This week Harper Voyager granted me access to an advanced reader copy of Noumenon by Marina J. Lostetter. The first chapter is about – wait for it – a generation ship project, sort of. Part of chapter one has characters discussing a long term space travel project, and I loved it. My blog project for the summer is to exercise my creative muscles in regards to generation ships. It’s a series that I’ve been working on since the end of April and have only recently begun uploading. It’s grown larger than I expected with so much more stuff to cover. As a fan of science fiction, I wanted to explore what could make these ships workable. I’ve started the project for the love of generation ships, and by sheer coincidence, I was given a chance to read about a generation ship. This book is good motivation to continue my own series because it shows why generation ships work in stories.
Once I read the description, I put in a request for Noumenon. A mosaic novel about a journey to an anomalous star is always going to be right up my alley. Ms. Lostetter’s innovative idea to have the ship crewed by clones put it right on top of the to-be-read pile. Clones as crew didn’t occur to me as an option, but I’m looking forward to how it plays out over the course of the book. It makes sense, but how will the clones differ as the ships progress further from the home planet?
I started it this morning. If chapter one is typical of the rest of the book, then there will be many interesting parts to savor. I imagine that I will get side-tracked during my reading because the book has interesting ideas worth contemplating. For example, in chapter one the main character has an Intelligent Personal Assistant (IPA) that is essentially artificial intelligence on his phone. Over the course of the chapter, the IPA has fallen out of favor in society at large but is still preferred by the main character. That’s an interesting bit of world building, and what does it say about a character who is pushing the technological bounds of his society but is still attached to unpopular and potentially outdated technology? Is that just the way of things? As we age, do we hang onto what we are comfortable with, or does he see a use for it that society is missing? After all, it was the main character’s discovery that sets the Noumenon journey in motion. Or maybe I’m overthinking things.

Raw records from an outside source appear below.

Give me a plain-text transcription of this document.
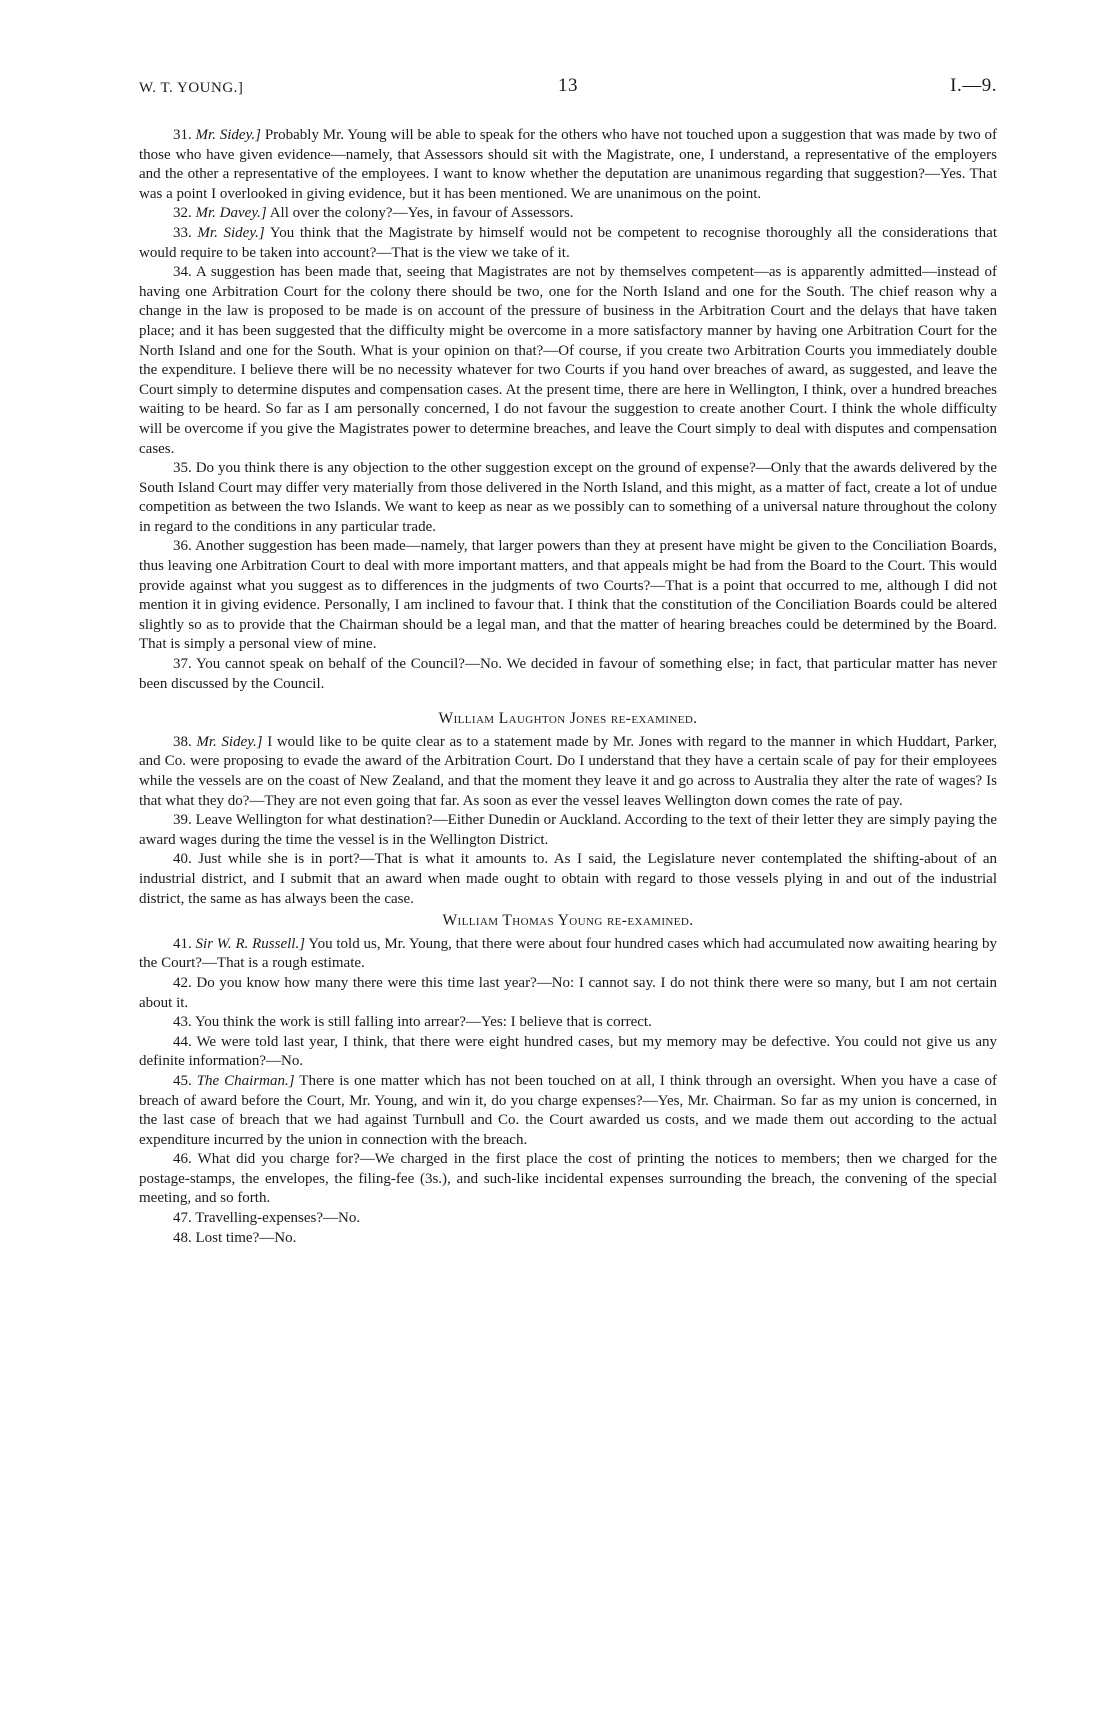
W. T. YOUNG.]	13	I.—9.

31. Mr. Sidey.] Probably Mr. Young will be able to speak for the others who have not touched upon a suggestion that was made by two of those who have given evidence—namely, that Assessors should sit with the Magistrate, one, I understand, a representative of the employers and the other a representative of the employees. I want to know whether the deputation are unanimous regarding that suggestion?—Yes. That was a point I overlooked in giving evidence, but it has been mentioned. We are unanimous on the point.

32. Mr. Davey.] All over the colony?—Yes, in favour of Assessors.

33. Mr. Sidey.] You think that the Magistrate by himself would not be competent to recognise thoroughly all the considerations that would require to be taken into account?—That is the view we take of it.

34. A suggestion has been made that, seeing that Magistrates are not by themselves competent—as is apparently admitted—instead of having one Arbitration Court for the colony there should be two, one for the North Island and one for the South. The chief reason why a change in the law is proposed to be made is on account of the pressure of business in the Arbitration Court and the delays that have taken place; and it has been suggested that the difficulty might be overcome in a more satisfactory manner by having one Arbitration Court for the North Island and one for the South. What is your opinion on that?—Of course, if you create two Arbitration Courts you immediately double the expenditure. I believe there will be no necessity whatever for two Courts if you hand over breaches of award, as suggested, and leave the Court simply to determine disputes and compensation cases. At the present time, there are here in Wellington, I think, over a hundred breaches waiting to be heard. So far as I am personally concerned, I do not favour the suggestion to create another Court. I think the whole difficulty will be overcome if you give the Magistrates power to determine breaches, and leave the Court simply to deal with disputes and compensation cases.

35. Do you think there is any objection to the other suggestion except on the ground of expense?—Only that the awards delivered by the South Island Court may differ very materially from those delivered in the North Island, and this might, as a matter of fact, create a lot of undue competition as between the two Islands. We want to keep as near as we possibly can to something of a universal nature throughout the colony in regard to the conditions in any particular trade.

36. Another suggestion has been made—namely, that larger powers than they at present have might be given to the Conciliation Boards, thus leaving one Arbitration Court to deal with more important matters, and that appeals might be had from the Board to the Court. This would provide against what you suggest as to differences in the judgments of two Courts?—That is a point that occurred to me, although I did not mention it in giving evidence. Personally, I am inclined to favour that. I think that the constitution of the Conciliation Boards could be altered slightly so as to provide that the Chairman should be a legal man, and that the matter of hearing breaches could be determined by the Board. That is simply a personal view of mine.

37. You cannot speak on behalf of the Council?—No. We decided in favour of something else; in fact, that particular matter has never been discussed by the Council.

William Laughton Jones re-examined.

38. Mr. Sidey.] I would like to be quite clear as to a statement made by Mr. Jones with regard to the manner in which Huddart, Parker, and Co. were proposing to evade the award of the Arbitration Court. Do I understand that they have a certain scale of pay for their employees while the vessels are on the coast of New Zealand, and that the moment they leave it and go across to Australia they alter the rate of wages? Is that what they do?—They are not even going that far. As soon as ever the vessel leaves Wellington down comes the rate of pay.

39. Leave Wellington for what destination?—Either Dunedin or Auckland. According to the text of their letter they are simply paying the award wages during the time the vessel is in the Wellington District.

40. Just while she is in port?—That is what it amounts to. As I said, the Legislature never contemplated the shifting-about of an industrial district, and I submit that an award when made ought to obtain with regard to those vessels plying in and out of the industrial district, the same as has always been the case.

William Thomas Young re-examined.

41. Sir W. R. Russell.] You told us, Mr. Young, that there were about four hundred cases which had accumulated now awaiting hearing by the Court?—That is a rough estimate.

42. Do you know how many there were this time last year?—No: I cannot say. I do not think there were so many, but I am not certain about it.

43. You think the work is still falling into arrear?—Yes: I believe that is correct.

44. We were told last year, I think, that there were eight hundred cases, but my memory may be defective. You could not give us any definite information?—No.

45. The Chairman.] There is one matter which has not been touched on at all, I think through an oversight. When you have a case of breach of award before the Court, Mr. Young, and win it, do you charge expenses?—Yes, Mr. Chairman. So far as my union is concerned, in the last case of breach that we had against Turnbull and Co. the Court awarded us costs, and we made them out according to the actual expenditure incurred by the union in connection with the breach.

46. What did you charge for?—We charged in the first place the cost of printing the notices to members; then we charged for the postage-stamps, the envelopes, the filing-fee (3s.), and such-like incidental expenses surrounding the breach, the convening of the special meeting, and so forth.

47. Travelling-expenses?—No.

48. Lost time?—No.
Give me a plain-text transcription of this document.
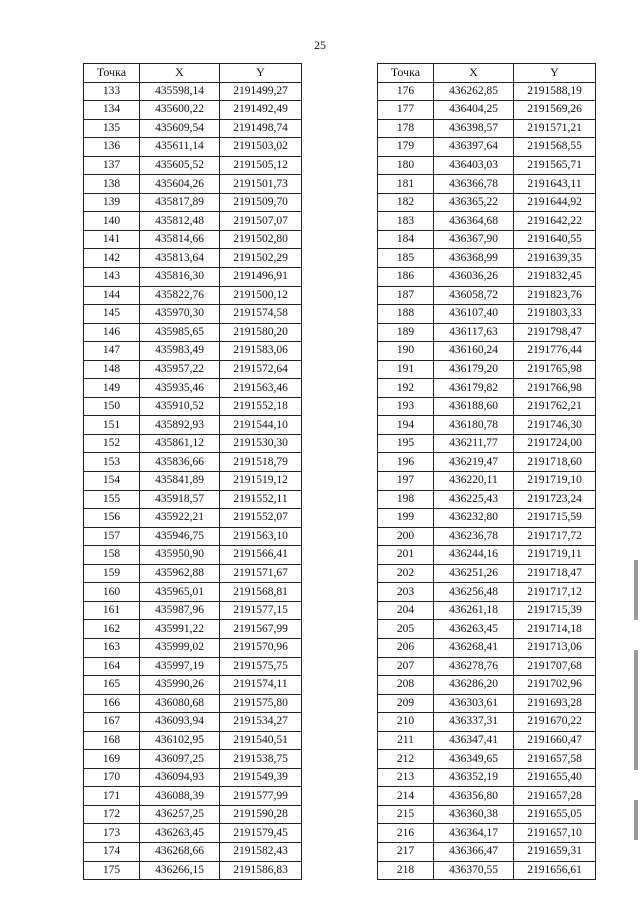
25
Точка	X	Y
133	435598,14	2191499,27
134	435600,22	2191492,49
135	435609,54	2191498,74
136	435611,14	2191503,02
137	435605,52	2191505,12
138	435604,26	2191501,73
139	435817,89	2191509,70
140	435812,48	2191507,07
141	435814,66	2191502,80
142	435813,64	2191502,29
143	435816,30	2191496,91
144	435822,76	2191500,12
145	435970,30	2191574,58
146	435985,65	2191580,20
147	435983,49	2191583,06
148	435957,22	2191572,64
149	435935,46	2191563,46
150	435910,52	2191552,18
151	435892,93	2191544,10
152	435861,12	2191530,30
153	435836,66	2191518,79
154	435841,89	2191519,12
155	435918,57	2191552,11
156	435922,21	2191552,07
157	435946,75	2191563,10
158	435950,90	2191566,41
159	435962,88	2191571,67
160	435965,01	2191568,81
161	435987,96	2191577,15
162	435991,22	2191567,99
163	435999,02	2191570,96
164	435997,19	2191575,75
165	435990,26	2191574,11
166	436080,68	2191575,80
167	436093,94	2191534,27
168	436102,95	2191540,51
169	436097,25	2191538,75
170	436094,93	2191549,39
171	436088,39	2191577,99
172	436257,25	2191590,28
173	436263,45	2191579,45
174	436268,66	2191582,43
175	436266,15	2191586,83
Точка	X	Y
176	436262,85	2191588,19
177	436404,25	2191569,26
178	436398,57	2191571,21
179	436397,64	2191568,55
180	436403,03	2191565,71
181	436366,78	2191643,11
182	436365,22	2191644,92
183	436364,68	2191642,22
184	436367,90	2191640,55
185	436368,99	2191639,35
186	436036,26	2191832,45
187	436058,72	2191823,76
188	436107,40	2191803,33
189	436117,63	2191798,47
190	436160,24	2191776,44
191	436179,20	2191765,98
192	436179,82	2191766,98
193	436188,60	2191762,21
194	436180,78	2191746,30
195	436211,77	2191724,00
196	436219,47	2191718,60
197	436220,11	2191719,10
198	436225,43	2191723,24
199	436232,80	2191715,59
200	436236,78	2191717,72
201	436244,16	2191719,11
202	436251,26	2191718,47
203	436256,48	2191717,12
204	436261,18	2191715,39
205	436263,45	2191714,18
206	436268,41	2191713,06
207	436278,76	2191707,68
208	436286,20	2191702,96
209	436303,61	2191693,28
210	436337,31	2191670,22
211	436347,41	2191660,47
212	436349,65	2191657,58
213	436352,19	2191655,40
214	436356,80	2191657,28
215	436360,38	2191655,05
216	436364,17	2191657,10
217	436366,47	2191659,31
218	436370,55	2191656,61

So far Noumenon has captured me and my imagination. The mystery – what is going on at the anomalous star – is a good hook, but the characterization is driving the story. It’s always risky to praise a book based on the first chapter, but I’m willing to take that risk here. Harper Voyager has published some books that I really enjoy, like Dan Koboldt’s Island Deception, and this publisher has earned my trust. Noumenon has set a grand stage. There are big ideas here, and I look forward to seeing how they play out.

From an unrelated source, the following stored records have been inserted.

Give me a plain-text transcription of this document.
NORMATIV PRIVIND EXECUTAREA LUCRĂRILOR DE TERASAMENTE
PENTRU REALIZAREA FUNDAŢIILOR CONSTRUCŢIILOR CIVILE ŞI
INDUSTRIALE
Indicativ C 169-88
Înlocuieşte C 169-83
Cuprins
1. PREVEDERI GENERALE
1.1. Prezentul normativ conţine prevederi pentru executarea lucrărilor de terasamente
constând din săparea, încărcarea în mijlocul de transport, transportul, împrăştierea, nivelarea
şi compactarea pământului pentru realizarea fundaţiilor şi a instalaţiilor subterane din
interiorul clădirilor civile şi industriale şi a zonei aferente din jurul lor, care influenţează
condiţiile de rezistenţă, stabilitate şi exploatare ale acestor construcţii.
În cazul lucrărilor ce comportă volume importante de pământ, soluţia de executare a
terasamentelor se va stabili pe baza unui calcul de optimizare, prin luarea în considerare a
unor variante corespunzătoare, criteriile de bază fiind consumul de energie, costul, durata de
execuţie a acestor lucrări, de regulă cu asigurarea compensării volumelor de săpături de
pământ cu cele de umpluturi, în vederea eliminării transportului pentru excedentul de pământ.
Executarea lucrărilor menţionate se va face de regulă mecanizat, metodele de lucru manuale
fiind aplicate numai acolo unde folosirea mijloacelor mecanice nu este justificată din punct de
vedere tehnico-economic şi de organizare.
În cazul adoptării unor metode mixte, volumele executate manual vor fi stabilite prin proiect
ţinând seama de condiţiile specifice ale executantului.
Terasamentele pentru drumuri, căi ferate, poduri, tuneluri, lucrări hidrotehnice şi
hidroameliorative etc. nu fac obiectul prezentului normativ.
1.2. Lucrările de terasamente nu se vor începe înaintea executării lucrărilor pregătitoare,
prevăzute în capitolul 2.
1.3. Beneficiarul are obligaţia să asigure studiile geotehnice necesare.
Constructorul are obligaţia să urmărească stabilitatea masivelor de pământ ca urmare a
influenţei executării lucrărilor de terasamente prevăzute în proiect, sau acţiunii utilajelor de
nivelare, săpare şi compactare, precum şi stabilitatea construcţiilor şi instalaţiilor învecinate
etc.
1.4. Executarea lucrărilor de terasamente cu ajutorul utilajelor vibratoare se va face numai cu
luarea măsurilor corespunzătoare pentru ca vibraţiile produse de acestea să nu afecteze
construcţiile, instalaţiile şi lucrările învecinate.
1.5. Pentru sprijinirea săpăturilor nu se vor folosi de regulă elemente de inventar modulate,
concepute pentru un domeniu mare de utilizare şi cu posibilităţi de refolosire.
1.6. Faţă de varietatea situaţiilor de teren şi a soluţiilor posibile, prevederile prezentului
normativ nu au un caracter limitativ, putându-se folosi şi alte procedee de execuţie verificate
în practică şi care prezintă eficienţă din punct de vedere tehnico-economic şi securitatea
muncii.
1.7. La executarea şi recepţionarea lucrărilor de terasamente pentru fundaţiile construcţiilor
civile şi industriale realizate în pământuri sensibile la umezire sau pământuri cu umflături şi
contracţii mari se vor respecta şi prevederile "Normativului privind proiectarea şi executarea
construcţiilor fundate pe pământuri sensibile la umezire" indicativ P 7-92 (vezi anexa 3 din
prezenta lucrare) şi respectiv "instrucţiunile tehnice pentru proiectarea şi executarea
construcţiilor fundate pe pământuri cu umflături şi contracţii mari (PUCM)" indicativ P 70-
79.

Here is a description from the Publisher:
With nods to Arthur C. Clarke’s Rama series and the real science of Neal Stephenson’s Seveneves, a touch of Hugh Howey’s Wool, and echoes of Octavia Butler’s voice, a powerful tale of space travel, adventure, discovery, and humanity that unfolds through a series of generational vignettes.
In 2088, humankind is at last ready to explore beyond Earth’s solar system. But one uncertainty remains: Where do we go?

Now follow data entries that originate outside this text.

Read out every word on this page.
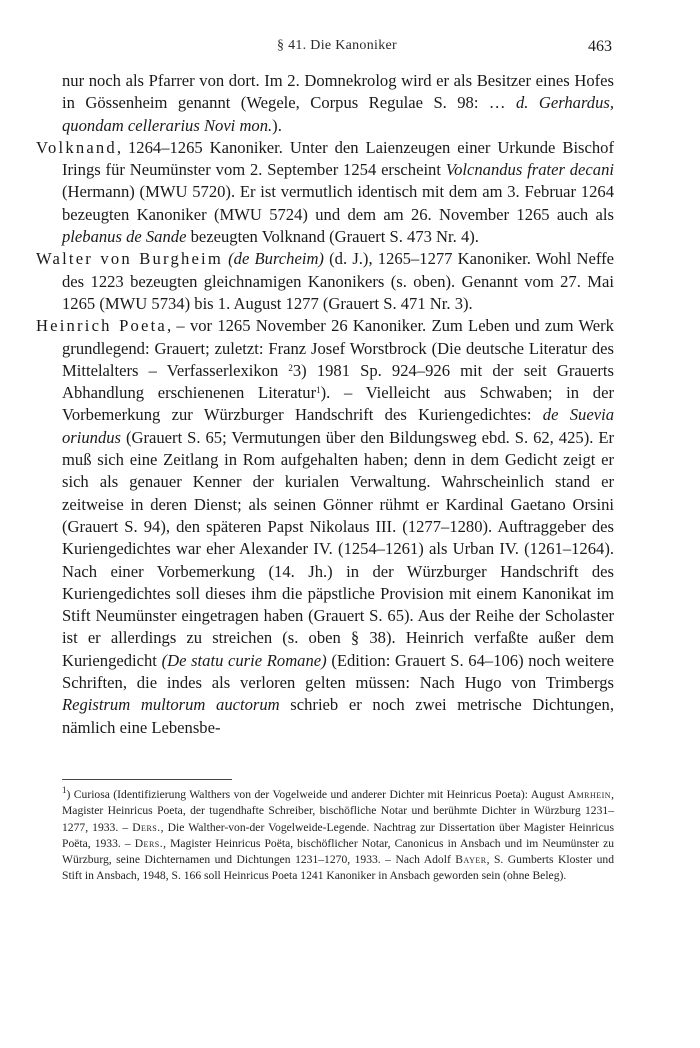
§ 41. Die Kanoniker	463

nur noch als Pfarrer von dort. Im 2. Domnekrolog wird er als Besitzer eines Hofes in Gössenheim genannt (Wegele, Corpus Regulae S. 98: … d. Gerhardus, quondam cellerarius Novi mon.).

Volknand, 1264–1265 Kanoniker. Unter den Laienzeugen einer Urkunde Bischof Irings für Neumünster vom 2. September 1254 erscheint Volcnandus frater decani (Hermann) (MWU 5720). Er ist vermutlich identisch mit dem am 3. Februar 1264 bezeugten Kanoniker (MWU 5724) und dem am 26. November 1265 auch als plebanus de Sande bezeugten Volknand (Grauert S. 473 Nr. 4).

Walter von Burgheim (de Burcheim) (d. J.), 1265–1277 Kanoniker. Wohl Neffe des 1223 bezeugten gleichnamigen Kanonikers (s. oben). Genannt vom 27. Mai 1265 (MWU 5734) bis 1. August 1277 (Grauert S. 471 Nr. 3).

Heinrich Poeta, – vor 1265 November 26 Kanoniker. Zum Leben und zum Werk grundlegend: Grauert; zuletzt: Franz Josef Worstbrock (Die deutsche Literatur des Mittelalters – Verfasserlexikon $^2$3) 1981 Sp. 924–926 mit der seit Grauerts Abhandlung erschienenen Literatur$^1$). – Vielleicht aus Schwaben; in der Vorbemerkung zur Würzburger Handschrift des Kuriengedichtes: de Suevia oriundus (Grauert S. 65; Vermutungen über den Bildungsweg ebd. S. 62, 425). Er muß sich eine Zeitlang in Rom aufgehalten haben; denn in dem Gedicht zeigt er sich als genauer Kenner der kurialen Verwaltung. Wahrscheinlich stand er zeitweise in deren Dienst; als seinen Gönner rühmt er Kardinal Gaetano Orsini (Grauert S. 94), den späteren Papst Nikolaus III. (1277–1280). Auftraggeber des Kuriengedichtes war eher Alexander IV. (1254–1261) als Urban IV. (1261–1264). Nach einer Vorbemerkung (14. Jh.) in der Würzburger Handschrift des Kuriengedichtes soll dieses ihm die päpstliche Provision mit einem Kanonikat im Stift Neumünster eingetragen haben (Grauert S. 65). Aus der Reihe der Scholaster ist er allerdings zu streichen (s. oben § 38). Heinrich verfaßte außer dem Kuriengedicht (De statu curie Romane) (Edition: Grauert S. 64–106) noch weitere Schriften, die indes als verloren gelten müssen: Nach Hugo von Trimbergs Registrum multorum auctorum schrieb er noch zwei metrische Dichtungen, nämlich eine Lebensbe-

$^1$) Curiosa (Identifizierung Walthers von der Vogelweide und anderer Dichter mit Heinricus Poeta): August Amrhein, Magister Heinricus Poeta, der tugendhafte Schreiber, bischöfliche Notar und berühmte Dichter in Würzburg 1231–1277, 1933. – Ders., Die Walther-von-der Vogelweide-Legende. Nachtrag zur Dissertation über Magister Heinricus Poëta, 1933. – Ders., Magister Heinricus Poëta, bischöflicher Notar, Canonicus in Ansbach und im Neumünster zu Würzburg, seine Dichternamen und Dichtungen 1231–1270, 1933. – Nach Adolf Bayer, S. Gumberts Kloster und Stift in Ansbach, 1948, S. 166 soll Heinricus Poeta 1241 Kanoniker in Ansbach geworden sein (ohne Beleg).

Astrophysicist Reggie Straifer has an idea. He’s discovered an anomalous star that appears to defy the laws of physics, and proposes the creation of a deep-space mission to find out whether the star is a weird natural phenomenon, or something manufactured.
The journey will take eons. In order to maintain the genetic talent of the original crew, humankind’s greatest ambition—to explore the furthest reaches of the galaxy— is undertaken by clones. But a clone is not a perfect copy, and each new generation has its own quirks, desires, and neuroses. As the centuries fly by, the society living aboard the nine ships (designated Convoy Seven) changes and evolves, but their mission remains the same: to reach Reggie’s mysterious star and explore its origins—and implications.
A mosaic novel of discovery, Noumenon—in a series of vignettes—examines the dedication, adventure, growth, and fear of having your entire world consist of nine ships in the vacuum of space. The men and women, and even the AI, must learn to work and live together in harmony, as their original DNA is continuously replicated and they are born again and again into a thousand new lives. With the stars their home and the unknown their destination, they are on a voyage of many lifetimes—an odyssey to understand what lies beyond the limits of human knowledge and imagination.